USA Today reported that Clinton ticked off her presidential goals at the Iowa caucuses that included dealing with climate change, reducing an increasing student debt, creating universal healthcare, and increasing rights for women, gays, immigrants, and workers. She said that the way to secure her goals was to win the Iowa caucuses and keep winning.
“We do that by securing the nomination, and then we do it by winning and going into that White House as others before have, determined to push forward on the great goals and values that unite us as Americans.”
— The New York Times (@nytimes) February 2, 2016
The Iowa caucuses turned in a solid lead for Bernie Sanders, and he cited presidential goals similar to Clinton’s and added an additional goal of making all public education free.
“Nine months ago we came to this beautiful state, we had no political organization, we had no money, we had no name recognition and we were taking on the most powerful political organization in the United States of America… And tonight, while the results are still not known, it looks like we are in a virtual tie.”
Martin O’Malley placed third on the Democratic slate in the Iowa caucuses, while Republican Rick Santorum reassessed his candidacy. Although Santorum won the Iowa caucus in 2012, this time, he earned less than one percent of the votes.

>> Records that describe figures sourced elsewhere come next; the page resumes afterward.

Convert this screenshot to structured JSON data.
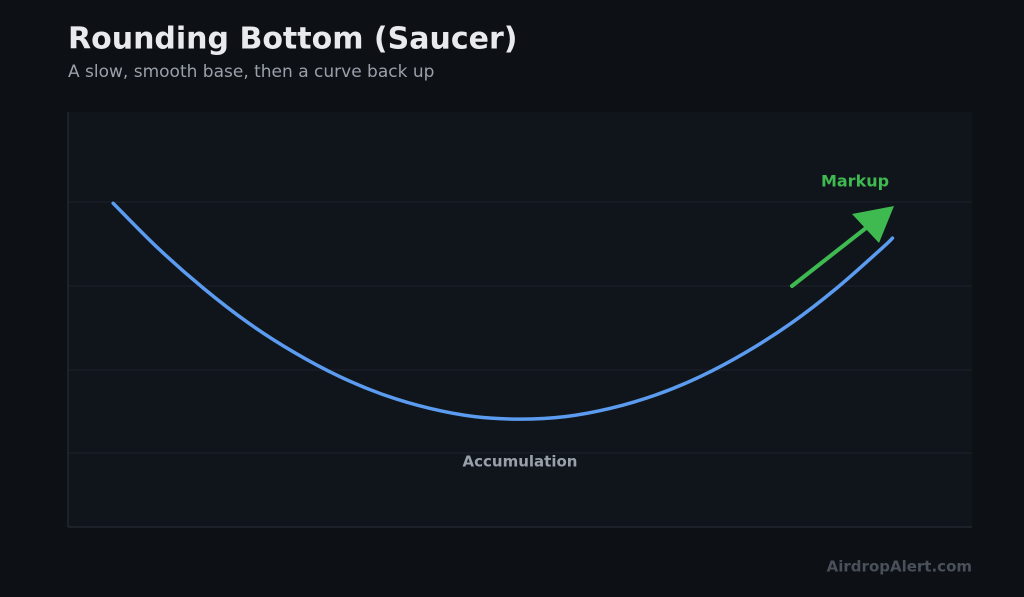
{
  "chart_data": {
    "type": "line",
    "title": "Rounding Bottom (Saucer)",
    "subtitle": "A slow, smooth base, then a curve back up",
    "x": [
      5,
      10,
      15,
      20,
      25,
      30,
      35,
      40,
      45,
      50,
      55,
      60,
      65,
      70,
      75,
      80,
      85,
      90,
      91.2
    ],
    "series": [
      {
        "color": "#5b9cf0",
        "values": [
          78.0,
          67.1,
          57.5,
          49.1,
          42.1,
          36.3,
          31.8,
          28.6,
          26.6,
          26.0,
          26.6,
          28.6,
          31.8,
          36.3,
          42.1,
          49.1,
          57.5,
          67.1,
          69.6
        ]
      }
    ],
    "xlim": [
      0,
      100
    ],
    "ylim": [
      0,
      100
    ],
    "annotations": [
      "Markup",
      "Accumulation"
    ],
    "footer": "AirdropAlert.com"
  }
}
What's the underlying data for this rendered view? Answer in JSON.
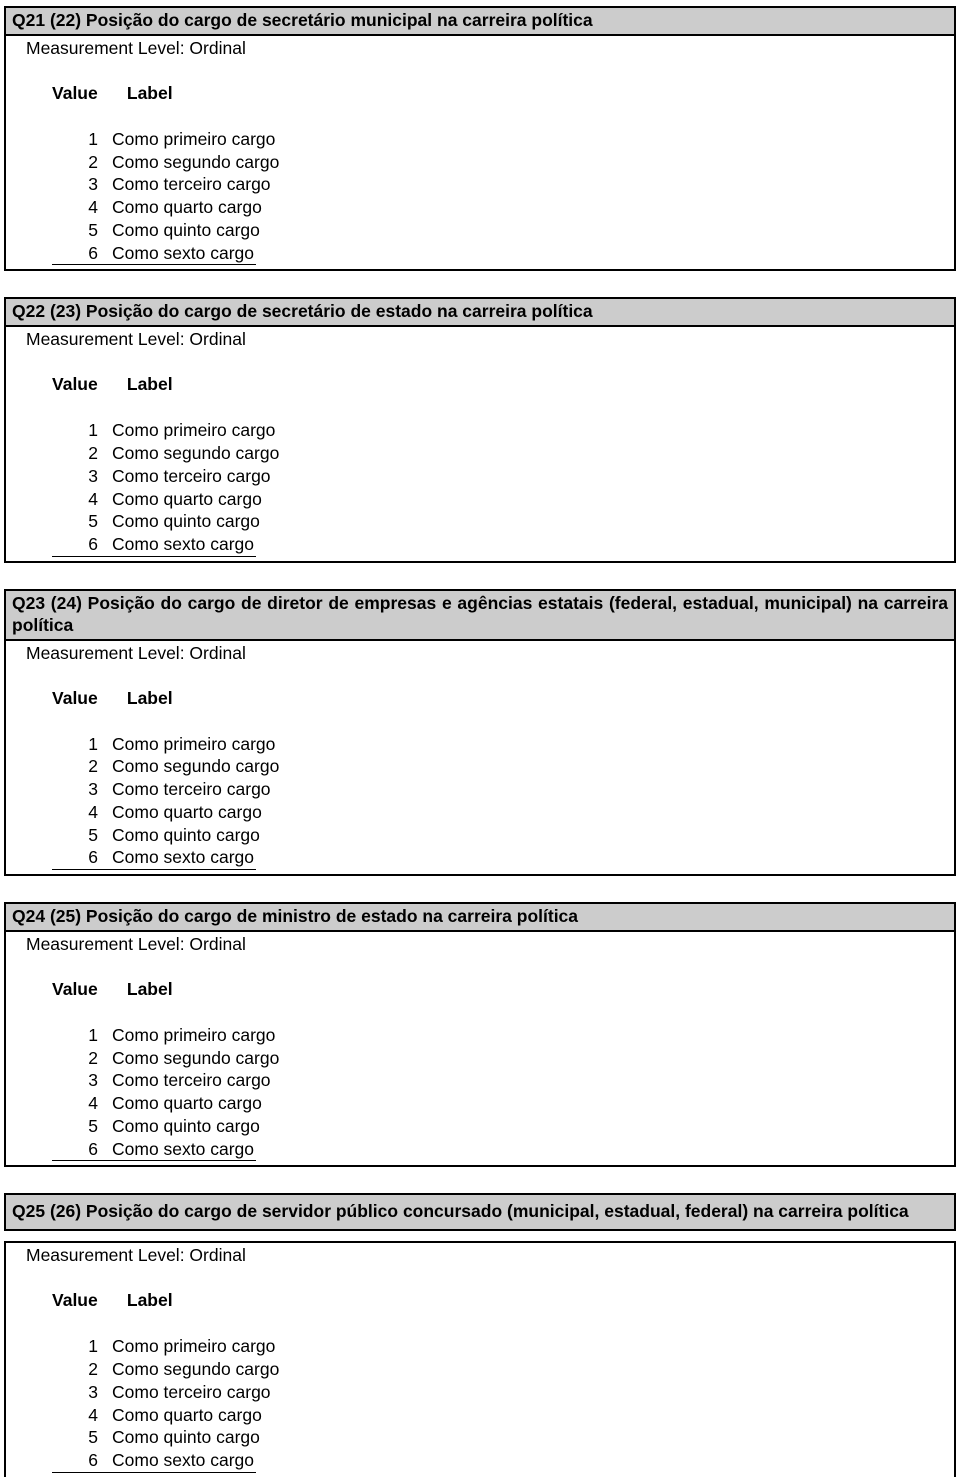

Republican Senator Ted Cruz of Texas defeated billionaire Donald Trump for the top spot for the Republicans. Although Cruz had previously trailed Trump in the voting, he set a record for the number of votes he received in the Iowa caucuses. Cruz received 27.65 percent of the vote while Trump received 24.31 percent. Senator Marco Rubio placed number three with 23.09 percent of the vote.
There were two casualties from the night. Former Maryland governor Martin O’Malley and former Arkansas governor Mike Huckabee both called it quits, suspending both their campaigns as they failed to connect with voters in the Iowa caucuses. Retired neurosurgeon Ben Carson said that he would be heading back to Florida for “clean clothes,” while the other candidates head to New Hampshire for the next caucus.
— ABC News (@ABC) February 2, 2016
Time reported that Ben Carson accused Ted Cruz of engaging in dirty tricks. Carson said that Cruz sent emails to supporters to spread false rumors about him, and Carson said that this was the reason he got involved in politics. He wanted to do something about the dirty tricks involved in politics. Ed Brookover, the campaign manager for Carson, said that Carson was far from out of the race.
“To have campaigns come out and send emails to their caucus speakers suggesting that Dr. Carson was doing anything but moving forward after tonight is the lowest of low in American politics.”
Members of Carson’s campaign team produced evidence that precinct captains were part of the alleged misconduct by the Cruz campaign. Ryan Rhodes, Carson’s Iowa state director, showed reporters a text he had received on his phone. Another precinct chair announced that he had received an email saying that Carson and his team were taking a break from campaigning. Senator Cruz’s team denies the allegations, and while the Iowa caucuses are over, the candidates head to New Hampshire for the next caucus.